I realize that the handling of electronic waste is a complex issue with risks and potential liability, so I would like to hear from DHMC and the college why it was deemed necessary to terminate the contract with WinCyle rather than renegotiate it. I would hope that support of the Upper Valley community was a consideration in that decision.

Sarah Jo Brown


Blunt Book Review Was Refreshing

I myself was greatly refreshed by that blunt review of Heart Spring Mountain (“Vermont Author’s First Novel Stumbles Into ‘Literary’ Fiction’s Pitfalls,” Feb. 9). It won’t, of course, stop the current literary plague upon us, since every gal in an MFA program is being taught to write like that, there are a lot of gals in MFA programs, and they need to keep their instructors happy even if they, themselves, may have any secret doubts about the artistic merits of what they’re being encouraged to produce.

Just as Cheez Doodles and Oreos continue to be produced in this country, because garbage goes down so easily, so will awful writing not fail to find an enchanted audience. See Cat Person and the windfall it just earned for its author.

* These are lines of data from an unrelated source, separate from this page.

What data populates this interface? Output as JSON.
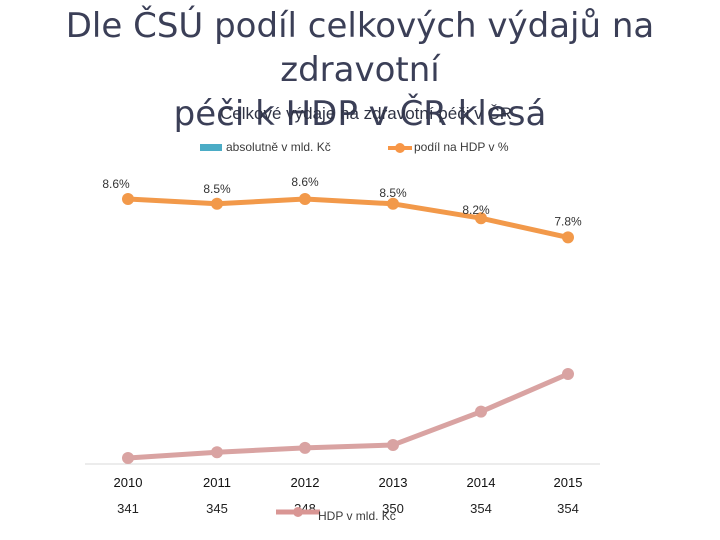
{
  "slide": {
    "title_line1": "Dle ČSÚ podíl celkových výdajů na zdravotní",
    "title_line2": "péči k HDP v ČR klesá"
  },
  "chart_data": {
    "type": "line",
    "title": "Celkové výdaje na zdravotní péči v ČR",
    "categories": [
      "2010",
      "2011",
      "2012",
      "2013",
      "2014",
      "2015"
    ],
    "legend": {
      "placement": "top",
      "entries": [
        {
          "name": "absolutně v mld. Kč",
          "color": "#4bacc6",
          "marker": "bar"
        },
        {
          "name": "podíl na HDP v %",
          "color": "#f79646",
          "marker": "line"
        },
        {
          "name": "HDP v mld. Kč",
          "color": "#d99694",
          "marker": "line"
        }
      ]
    },
    "absolute_values": [
      "341",
      "345",
      "348",
      "350",
      "354",
      "354"
    ],
    "series": [
      {
        "name": "podíl na HDP v %",
        "color": "#f2994a",
        "values": [
          8.6,
          8.5,
          8.6,
          8.5,
          8.2,
          7.8
        ],
        "labels": [
          "8.6%",
          "8.5%",
          "8.6%",
          "8.5%",
          "8.2%",
          "7.8%"
        ]
      },
      {
        "name": "HDP v mld. Kč",
        "color": "#d9a3a2",
        "values": [
          3990,
          4030,
          4060,
          4080,
          4310,
          4570
        ]
      }
    ],
    "grid": false
  }
}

Those defending Heart Spring Mountain and its author need not be outraged; she is likely to have a lucrative career. As an author (I have been published, just not lucratively), I greatly admire those who manage to live well off of turgid fruit juice, so to speak. I admire even more those who cheerfully acknowledge that they’re filling a cavernous market niche and don’t transfix themselves into thinking it’s good writing.

​Sarah Crysl Akhtar


Cherishing Time at The Woodlands

I want to say something to my many friends whose lives I have influenced, and who have influenced mine, during my time as the administrator at The Woodlands over the last four-plus years: I am grateful for the opportunity and will cherish the friends I have made among both the staff and the residents of Harvest Hill, The Woodlands and Alice Peck Day Memorial Hospital.